Chubb’s 2018 fourth quarter was a mixed bag, with a surge in catastrophe losses, but a growth in premium revenue, better global P/C pricing and record net investment income.

The insurer booked $355 million in net income, or $0.76 per diluted share, compared to more than $1.5 billion in net income, or $3.27 per diluted share over Q4 2017.

While Chubb’s Q4 P/C combined ratio was a healthy 93.1, it compares to a 90.7 combined ratio over the same, year-ago period.

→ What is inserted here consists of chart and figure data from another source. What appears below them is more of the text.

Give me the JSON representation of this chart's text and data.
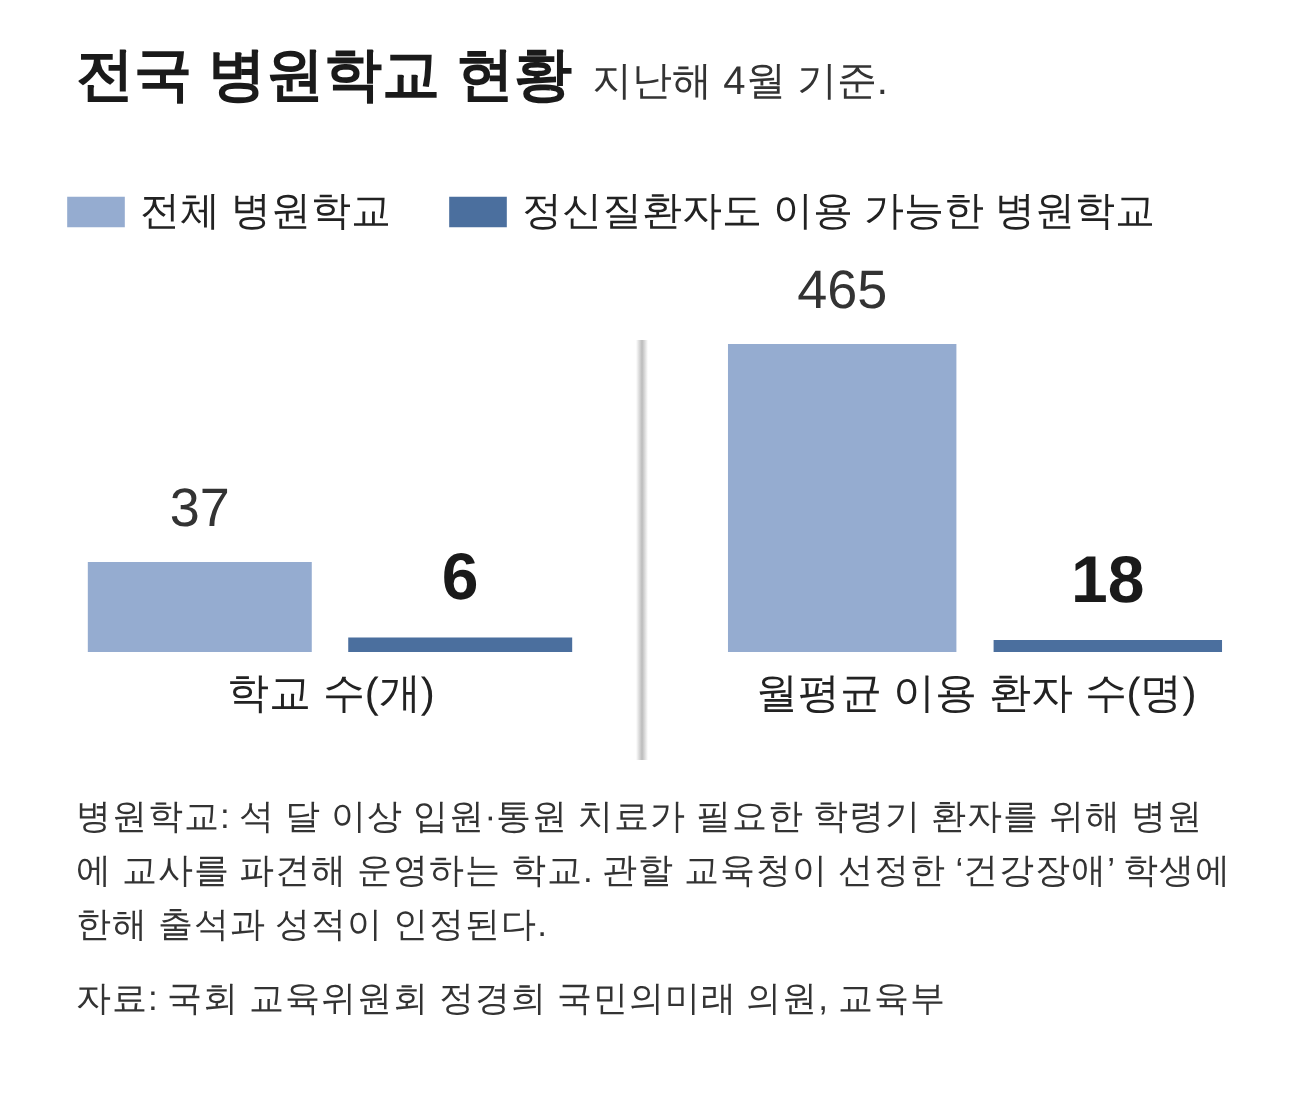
{
  "chart_data": [
    {
      "type": "bar",
      "title": "전국 병원학교 현황",
      "xlabel": "학교 수(개)",
      "categories": [
        null
      ],
      "legend": "top",
      "data_labels": true,
      "series": [
        {
          "name": "전체 병원학교",
          "color": "#95acd0",
          "values": [
            37
          ]
        },
        {
          "name": "정신질환자도 이용 가능한 병원학교",
          "color": "#4b6f9e",
          "values": [
            6
          ]
        }
      ],
      "annotations": [
        "병원학교: 석 달 이상 입원·통원 치료가 필요한 학령기 환자를 위해 병원에 교사를 파견해 운영하는 학교. 관할 교육청이 선정한 ‘건강장애’ 학생에 한해 출석과 성적이 인정된다.",
        "자료: 국회 교육위원회 정경희 국민의미래 의원, 교육부"
      ]
    },
    {
      "type": "bar",
      "subtitle": "지난해 4월 기준.",
      "xlabel": "월평균 이용 환자 수(명)",
      "categories": [
        null
      ],
      "data_labels": true,
      "series": [
        {
          "color": "#95acd0",
          "values": [
            465
          ]
        },
        {
          "color": "#4b6f9e",
          "values": [
            18
          ]
        }
      ]
    }
  ]
}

“Chubb performed well in a quarter marked by elevated natural catastrophe losses, on the one hand, and stronger premium revenue growth, improved commercial P&C pricing globally and record net investment income, on the other,” Chubb Chairman and CEO Evan Greenberg said in prepared remarks.

Greenberg also argued that the company’s full-year 2018 results were solid, considering “the natural quarter-to-quarter volatility of the risk business.”

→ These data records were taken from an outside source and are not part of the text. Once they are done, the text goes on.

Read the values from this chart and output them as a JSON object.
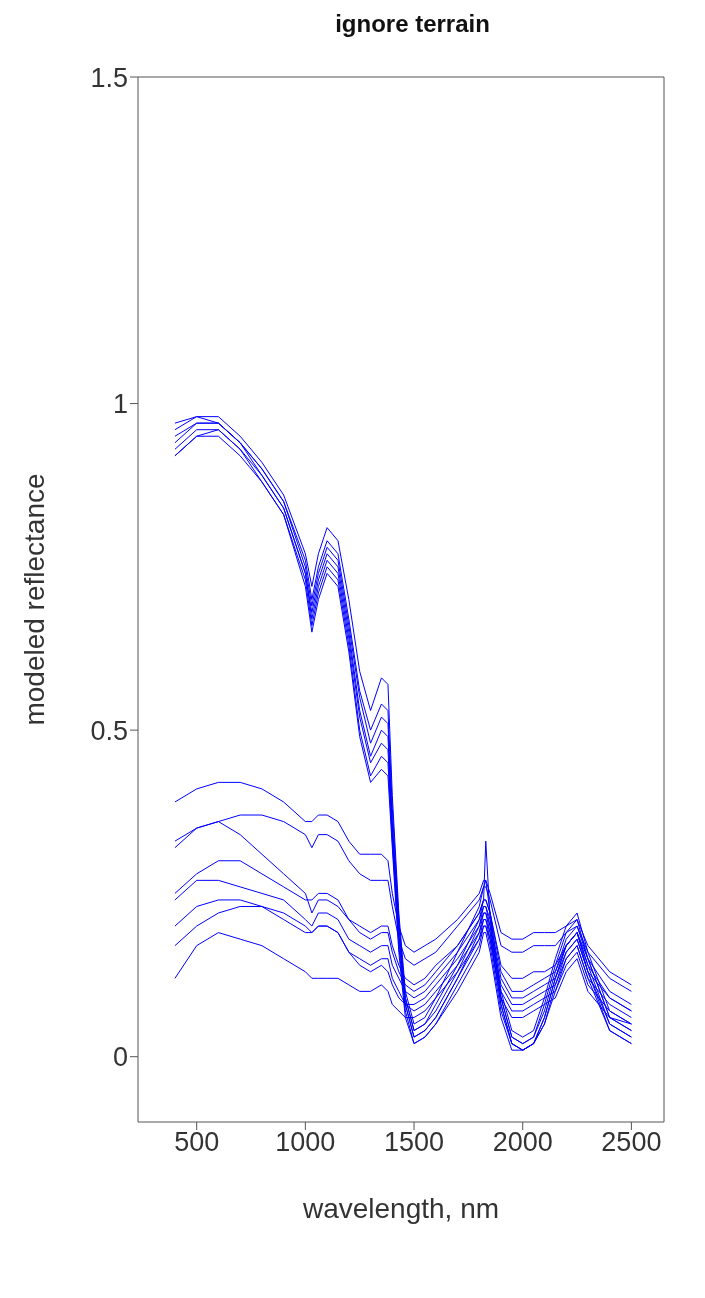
{
  "chart_data": {
    "type": "line",
    "title": "ignore terrain",
    "xlabel": "wavelength, nm",
    "ylabel": "modeled reflectance",
    "marker": "none",
    "xlim": [
      230,
      2650
    ],
    "ylim": [
      -0.1,
      1.5
    ],
    "xticks": [
      500,
      1000,
      1500,
      2000,
      2500
    ],
    "yticks": [
      0,
      0.5,
      1,
      1.5
    ],
    "x": [
      400,
      500,
      600,
      700,
      800,
      900,
      1000,
      1030,
      1060,
      1100,
      1150,
      1200,
      1250,
      1300,
      1350,
      1380,
      1400,
      1430,
      1460,
      1500,
      1550,
      1600,
      1700,
      1800,
      1820,
      1830,
      1850,
      1900,
      1950,
      2000,
      2050,
      2100,
      2150,
      2200,
      2250,
      2300,
      2400,
      2500
    ],
    "series": [
      {
        "color": "#0000ff",
        "values": [
          0.97,
          0.98,
          0.98,
          0.95,
          0.91,
          0.86,
          0.77,
          0.72,
          0.77,
          0.81,
          0.79,
          0.7,
          0.59,
          0.53,
          0.58,
          0.57,
          0.4,
          0.22,
          0.1,
          0.05,
          0.06,
          0.09,
          0.16,
          0.23,
          0.26,
          0.27,
          0.22,
          0.1,
          0.04,
          0.03,
          0.04,
          0.09,
          0.15,
          0.2,
          0.22,
          0.16,
          0.07,
          0.05
        ]
      },
      {
        "color": "#0000ff",
        "values": [
          0.96,
          0.98,
          0.97,
          0.94,
          0.9,
          0.85,
          0.76,
          0.7,
          0.75,
          0.79,
          0.77,
          0.67,
          0.56,
          0.5,
          0.54,
          0.53,
          0.38,
          0.21,
          0.09,
          0.04,
          0.05,
          0.08,
          0.14,
          0.21,
          0.24,
          0.33,
          0.21,
          0.09,
          0.03,
          0.02,
          0.03,
          0.08,
          0.14,
          0.19,
          0.21,
          0.15,
          0.06,
          0.04
        ]
      },
      {
        "color": "#0000ff",
        "values": [
          0.95,
          0.97,
          0.97,
          0.94,
          0.9,
          0.85,
          0.75,
          0.69,
          0.74,
          0.78,
          0.76,
          0.66,
          0.55,
          0.48,
          0.52,
          0.51,
          0.36,
          0.2,
          0.09,
          0.04,
          0.05,
          0.07,
          0.13,
          0.2,
          0.23,
          0.23,
          0.2,
          0.09,
          0.03,
          0.02,
          0.03,
          0.07,
          0.13,
          0.18,
          0.2,
          0.15,
          0.06,
          0.04
        ]
      },
      {
        "color": "#0000ff",
        "values": [
          0.94,
          0.97,
          0.97,
          0.94,
          0.89,
          0.84,
          0.74,
          0.68,
          0.73,
          0.77,
          0.75,
          0.65,
          0.53,
          0.46,
          0.5,
          0.49,
          0.35,
          0.19,
          0.08,
          0.03,
          0.04,
          0.06,
          0.12,
          0.19,
          0.22,
          0.22,
          0.19,
          0.08,
          0.02,
          0.01,
          0.02,
          0.06,
          0.12,
          0.17,
          0.19,
          0.14,
          0.05,
          0.03
        ]
      },
      {
        "color": "#0000ff",
        "values": [
          0.93,
          0.96,
          0.96,
          0.93,
          0.89,
          0.84,
          0.74,
          0.67,
          0.72,
          0.76,
          0.74,
          0.64,
          0.52,
          0.45,
          0.48,
          0.47,
          0.34,
          0.18,
          0.08,
          0.03,
          0.04,
          0.06,
          0.12,
          0.18,
          0.21,
          0.21,
          0.18,
          0.08,
          0.02,
          0.01,
          0.02,
          0.06,
          0.12,
          0.17,
          0.19,
          0.13,
          0.05,
          0.03
        ]
      },
      {
        "color": "#0000ff",
        "values": [
          0.92,
          0.95,
          0.96,
          0.93,
          0.88,
          0.83,
          0.73,
          0.66,
          0.71,
          0.75,
          0.73,
          0.63,
          0.5,
          0.43,
          0.46,
          0.45,
          0.33,
          0.17,
          0.07,
          0.02,
          0.03,
          0.05,
          0.11,
          0.17,
          0.2,
          0.2,
          0.17,
          0.07,
          0.02,
          0.01,
          0.02,
          0.05,
          0.11,
          0.16,
          0.18,
          0.13,
          0.04,
          0.02
        ]
      },
      {
        "color": "#0000ff",
        "values": [
          0.92,
          0.95,
          0.95,
          0.92,
          0.88,
          0.83,
          0.72,
          0.65,
          0.7,
          0.74,
          0.72,
          0.62,
          0.49,
          0.42,
          0.44,
          0.43,
          0.32,
          0.16,
          0.06,
          0.02,
          0.03,
          0.05,
          0.1,
          0.16,
          0.19,
          0.19,
          0.16,
          0.06,
          0.01,
          0.01,
          0.02,
          0.05,
          0.1,
          0.15,
          0.17,
          0.12,
          0.04,
          0.02
        ]
      },
      {
        "color": "#0000ff",
        "values": [
          0.39,
          0.41,
          0.42,
          0.42,
          0.41,
          0.39,
          0.36,
          0.36,
          0.37,
          0.37,
          0.36,
          0.33,
          0.31,
          0.31,
          0.31,
          0.3,
          0.25,
          0.2,
          0.17,
          0.16,
          0.17,
          0.18,
          0.21,
          0.25,
          0.27,
          0.27,
          0.25,
          0.19,
          0.18,
          0.18,
          0.19,
          0.19,
          0.19,
          0.2,
          0.21,
          0.17,
          0.13,
          0.11
        ]
      },
      {
        "color": "#0000ff",
        "values": [
          0.33,
          0.35,
          0.36,
          0.37,
          0.37,
          0.36,
          0.34,
          0.32,
          0.34,
          0.34,
          0.33,
          0.3,
          0.28,
          0.27,
          0.27,
          0.27,
          0.23,
          0.18,
          0.15,
          0.14,
          0.15,
          0.16,
          0.2,
          0.24,
          0.26,
          0.26,
          0.24,
          0.17,
          0.16,
          0.16,
          0.17,
          0.17,
          0.17,
          0.19,
          0.2,
          0.16,
          0.12,
          0.1
        ]
      },
      {
        "color": "#0000ff",
        "values": [
          0.32,
          0.35,
          0.36,
          0.34,
          0.31,
          0.28,
          0.25,
          0.22,
          0.24,
          0.24,
          0.23,
          0.21,
          0.2,
          0.19,
          0.2,
          0.2,
          0.17,
          0.14,
          0.12,
          0.11,
          0.12,
          0.14,
          0.17,
          0.22,
          0.24,
          0.24,
          0.22,
          0.14,
          0.12,
          0.12,
          0.13,
          0.13,
          0.14,
          0.17,
          0.19,
          0.15,
          0.1,
          0.08
        ]
      },
      {
        "color": "#0000ff",
        "values": [
          0.25,
          0.28,
          0.3,
          0.3,
          0.28,
          0.26,
          0.24,
          0.24,
          0.25,
          0.25,
          0.24,
          0.21,
          0.19,
          0.18,
          0.19,
          0.19,
          0.16,
          0.13,
          0.11,
          0.1,
          0.11,
          0.13,
          0.17,
          0.22,
          0.24,
          0.24,
          0.22,
          0.13,
          0.1,
          0.1,
          0.11,
          0.12,
          0.13,
          0.17,
          0.19,
          0.14,
          0.09,
          0.07
        ]
      },
      {
        "color": "#0000ff",
        "values": [
          0.24,
          0.27,
          0.27,
          0.26,
          0.25,
          0.24,
          0.21,
          0.2,
          0.22,
          0.22,
          0.21,
          0.18,
          0.17,
          0.16,
          0.17,
          0.17,
          0.14,
          0.12,
          0.1,
          0.09,
          0.1,
          0.12,
          0.16,
          0.21,
          0.23,
          0.23,
          0.21,
          0.12,
          0.09,
          0.09,
          0.1,
          0.11,
          0.12,
          0.16,
          0.18,
          0.13,
          0.09,
          0.07
        ]
      },
      {
        "color": "#0000ff",
        "values": [
          0.2,
          0.23,
          0.24,
          0.24,
          0.23,
          0.21,
          0.19,
          0.19,
          0.2,
          0.2,
          0.19,
          0.16,
          0.15,
          0.14,
          0.15,
          0.15,
          0.12,
          0.1,
          0.08,
          0.08,
          0.09,
          0.11,
          0.15,
          0.2,
          0.22,
          0.22,
          0.2,
          0.11,
          0.08,
          0.08,
          0.09,
          0.1,
          0.11,
          0.15,
          0.17,
          0.12,
          0.08,
          0.06
        ]
      },
      {
        "color": "#0000ff",
        "values": [
          0.17,
          0.2,
          0.22,
          0.23,
          0.23,
          0.22,
          0.2,
          0.19,
          0.2,
          0.2,
          0.19,
          0.16,
          0.14,
          0.13,
          0.14,
          0.13,
          0.11,
          0.09,
          0.08,
          0.07,
          0.08,
          0.1,
          0.14,
          0.19,
          0.21,
          0.21,
          0.19,
          0.1,
          0.07,
          0.07,
          0.08,
          0.09,
          0.1,
          0.14,
          0.16,
          0.11,
          0.07,
          0.05
        ]
      },
      {
        "color": "#0000ff",
        "values": [
          0.12,
          0.17,
          0.19,
          0.18,
          0.17,
          0.15,
          0.13,
          0.12,
          0.12,
          0.12,
          0.12,
          0.11,
          0.1,
          0.1,
          0.11,
          0.1,
          0.08,
          0.07,
          0.06,
          0.06,
          0.07,
          0.09,
          0.13,
          0.18,
          0.2,
          0.2,
          0.18,
          0.09,
          0.06,
          0.06,
          0.07,
          0.08,
          0.09,
          0.13,
          0.15,
          0.1,
          0.06,
          0.05
        ]
      }
    ]
  }
}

For the year, Chubb booked more than $3.9 billion in net income, up 2.6 percent from the $3.86 billion produced during 2018.

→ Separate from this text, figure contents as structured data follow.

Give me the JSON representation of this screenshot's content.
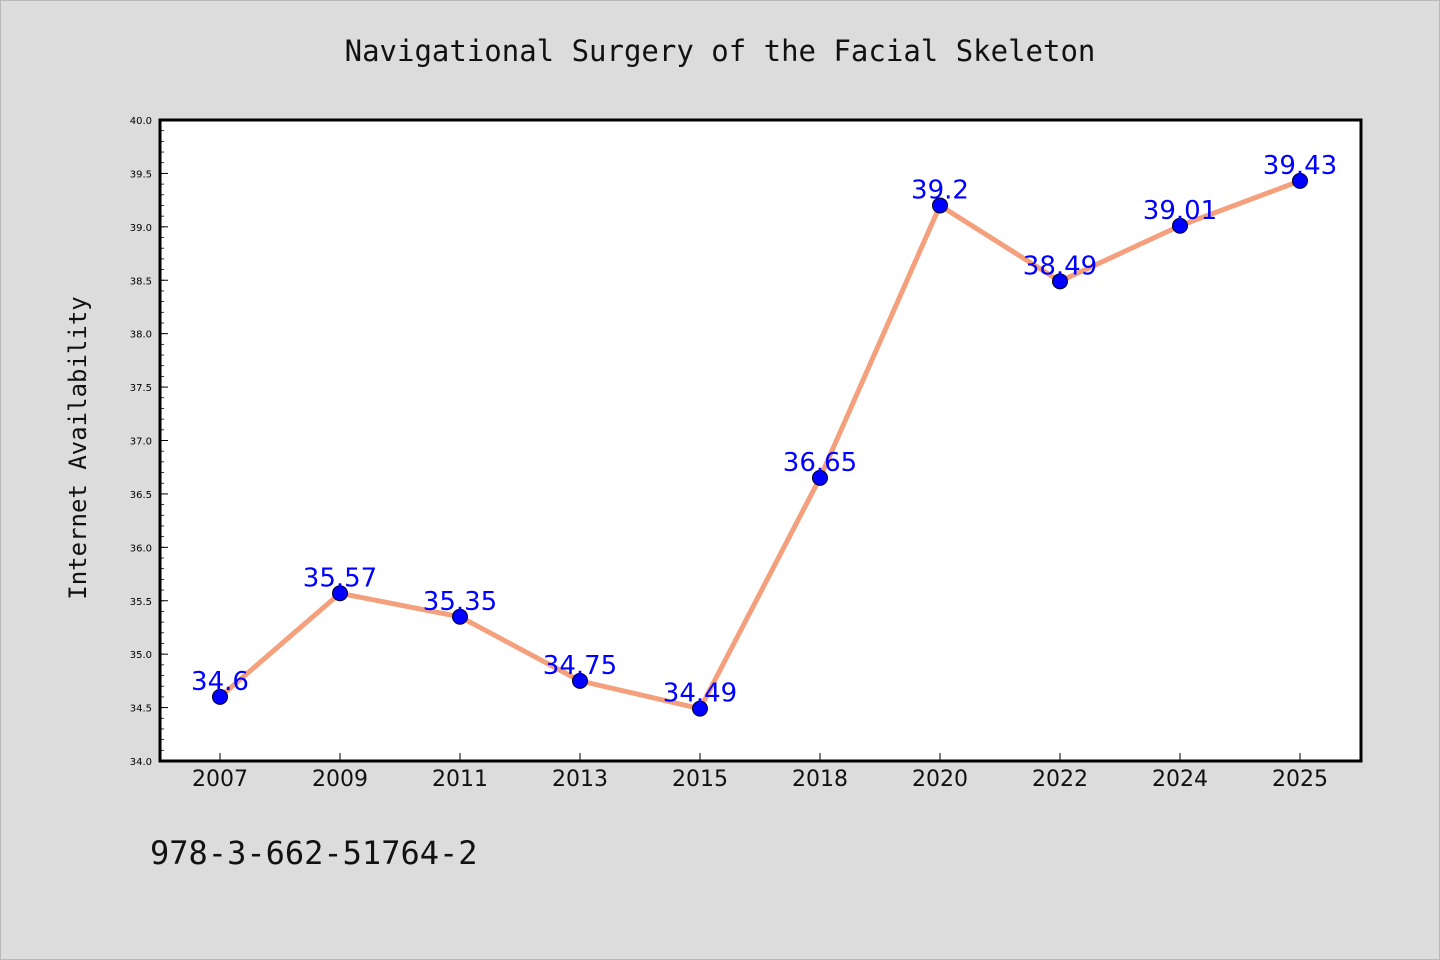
{
  "chart_data": {
    "type": "line",
    "title": "Navigational Surgery of the Facial Skeleton",
    "xlabel": "",
    "ylabel": "Internet Availability",
    "categories": [
      "2007",
      "2009",
      "2011",
      "2013",
      "2015",
      "2018",
      "2020",
      "2022",
      "2024",
      "2025"
    ],
    "series": [
      {
        "values": [
          34.6,
          35.57,
          35.35,
          34.75,
          34.49,
          36.65,
          39.2,
          38.49,
          39.01,
          39.43
        ]
      }
    ],
    "data_labels": [
      "34.6",
      "35.57",
      "35.35",
      "34.75",
      "34.49",
      "36.65",
      "39.2",
      "38.49",
      "39.01",
      "39.43"
    ],
    "ylim": [
      34.0,
      40.0
    ],
    "yticks": [
      "34.0",
      "34.5",
      "35.0",
      "35.5",
      "36.0",
      "36.5",
      "37.0",
      "37.5",
      "38.0",
      "38.5",
      "39.0",
      "39.5",
      "40.0"
    ],
    "grid": false,
    "legend": "none",
    "colors": {
      "line": "#f4a07c",
      "marker": "#0000ff",
      "label": "#0000ff",
      "background": "#dcdcdc",
      "plot_background": "#ffffff"
    }
  },
  "footer_text": "978-3-662-51764-2"
}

Here are additional highlights of Q4 and full-year 2018 results:

  • Q4 after-tax catastrophe losses were $506 million, versus $331 million in Q4 2017.
  • Consolidated and P/C net premiums written for the fourth quarter were $7.4 billion and $6.8 billion, respectively, reflecting a 4.2 percent increase for both over the previous year, or a 5.9 percent and 5.8 percent increase, respectively, in constant dollars.
  • Net investment income for the quarter reached $848 million pre-tax over the 2017 fourth quarter. Adjusted net income hit a record $903 million pre-tax, reflecting a 3.4 percent increase over the 2017 fourth quarter.
  • Global Reinsurance: Net premiums written for the year decreased 2.1 percent or 3.3 percent in constant dollars. The combined ratio for the year was 101.8, compared with 111.2 in 2017.
  • Full-year consolidated net premiums written were $30.6 billion, a 4.6 percent increase over 2017, or 4.1 percent in constant dollars. Full-year P/C net premiums written were $28.3 billion, a 4.4 percent increase over 2017, or 4 percent in constant dollars.